All these facts are in the public domain..........I linked to a lot of source material to build a lot of my case...............and a little birdie based on an unimpeachable source has confirmed what underlines are for.
RC Tritec a major Swiss luminous paint supplier to the Swiss watch Industry stated by a member of the founding family in a watch journal article they went to tritium in 1962 unfortunately it doesn't say when exactly.
Put up as many dials as you like......but until I see a more scientific approach to your deliberations, how can I put it into context, how can I weight the strength of your argument.
With all due respect please indulge me and answer these two simple questions:
1. Do you believe that Rolex at that time would put Tritium markings on exclamation dails and underline dials as per examples already highlighted in recent threads if they did not contain tritium on the dial or hands of the watch?
2. Did you know of M&B involvements in the dial painting process and if so kindly link me to where it been discussed previously other than by threads generated recently.
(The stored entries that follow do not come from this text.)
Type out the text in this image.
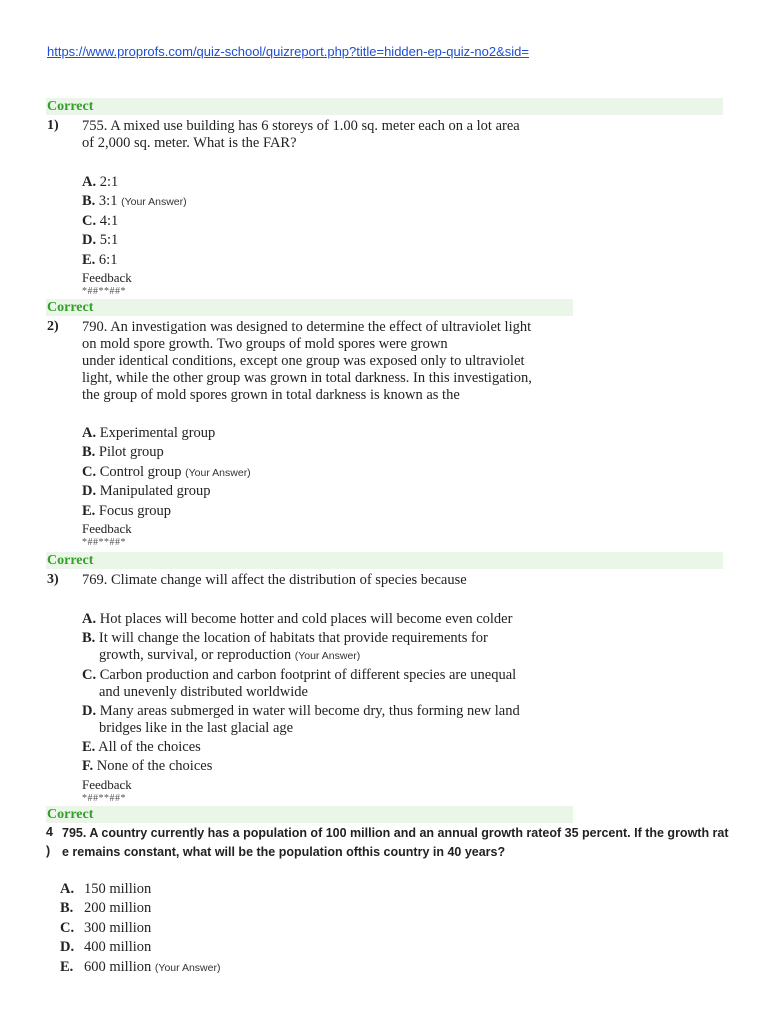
https://www.proprofs.com/quiz-school/quizreport.php?title=hidden-ep-quiz-no2&sid=
Correct
1) 755. A mixed use building has 6 storeys of 1.00 sq. meter each on a lot area
of 2,000 sq. meter. What is the FAR?
A. 2:1
B. 3:1 (Your Answer)
C. 4:1
D. 5:1
E. 6:1
Feedback
*##**##*
Correct
2) 790. An investigation was designed to determine the effect of ultraviolet light
on mold spore growth. Two groups of mold spores were grown
under identical conditions, except one group was exposed only to ultraviolet
light, while the other group was grown in total darkness. In this investigation,
the group of mold spores grown in total darkness is known as the
A. Experimental group
B. Pilot group
C. Control group (Your Answer)
D. Manipulated group
E. Focus group
Feedback
*##**##*
Correct
3) 769. Climate change will affect the distribution of species because
A. Hot places will become hotter and cold places will become even colder
B. It will change the location of habitats that provide requirements for
growth, survival, or reproduction (Your Answer)
C. Carbon production and carbon footprint of different species are unequal
and unevenly distributed worldwide
D. Many areas submerged in water will become dry, thus forming new land
bridges like in the last glacial age
E. All of the choices
F. None of the choices
Feedback
*##**##*
Correct
4
)
795. A country currently has a population of 100 million and an annual growth rateof 35 percent. If the growth rat
e remains constant, what will be the population ofthis country in 40 years?
A. 150 million
B. 200 million
C. 300 million
D. 400 million
E. 600 million (Your Answer)
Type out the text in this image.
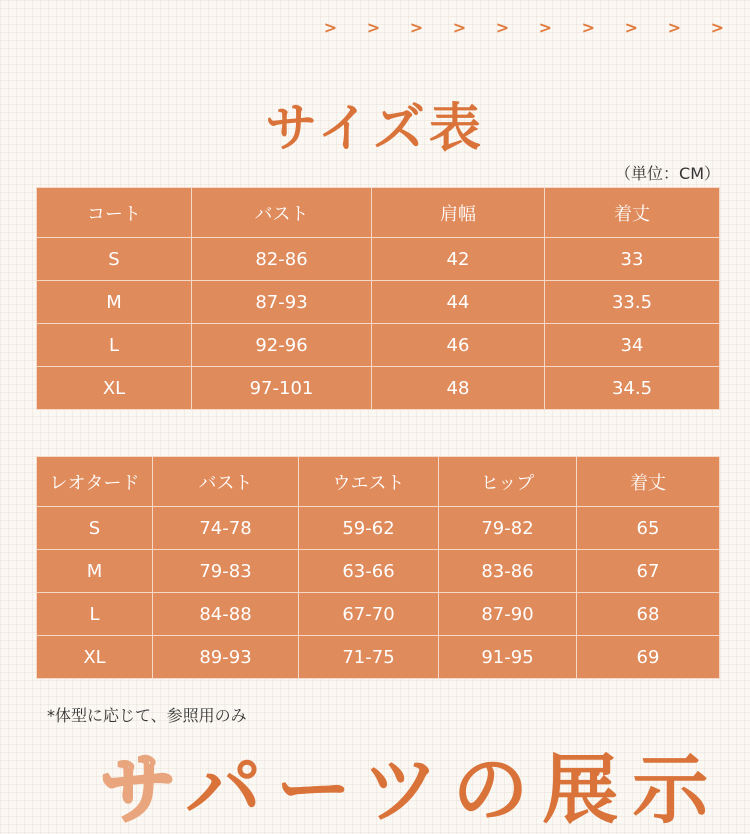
> > > > > > > > > >
サイズ表
（単位：CM）
コート	バスト	肩幅	着丈
S	82-86	42	33
M	87-93	44	33.5
L	92-96	46	34
XL	97-101	48	34.5
レオタード	バスト	ウエスト	ヒップ	着丈
S	74-78	59-62	79-82	65
M	79-83	63-66	83-86	67
L	84-88	67-70	87-90	68
XL	89-93	71-75	91-95	69
*体型に応じて、参照用のみ
サパーツの展示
I know I didn't till I did the research.
I'm not asking you to believe me, you as am I, are entirely welcome to your views, the truth is there somewhere in all of this.
But in this great world of vintage Rolex in which heaps over the years has been written about dials serifs, crown formats for years, I have no recollection in all the discussions around dials and the dial printing/painting process have we ever referenced to M&B's part in all of this. Everything to the best of my recollection has been attributted to the dial manufacturer.
Maybe there's is still a lot to learn.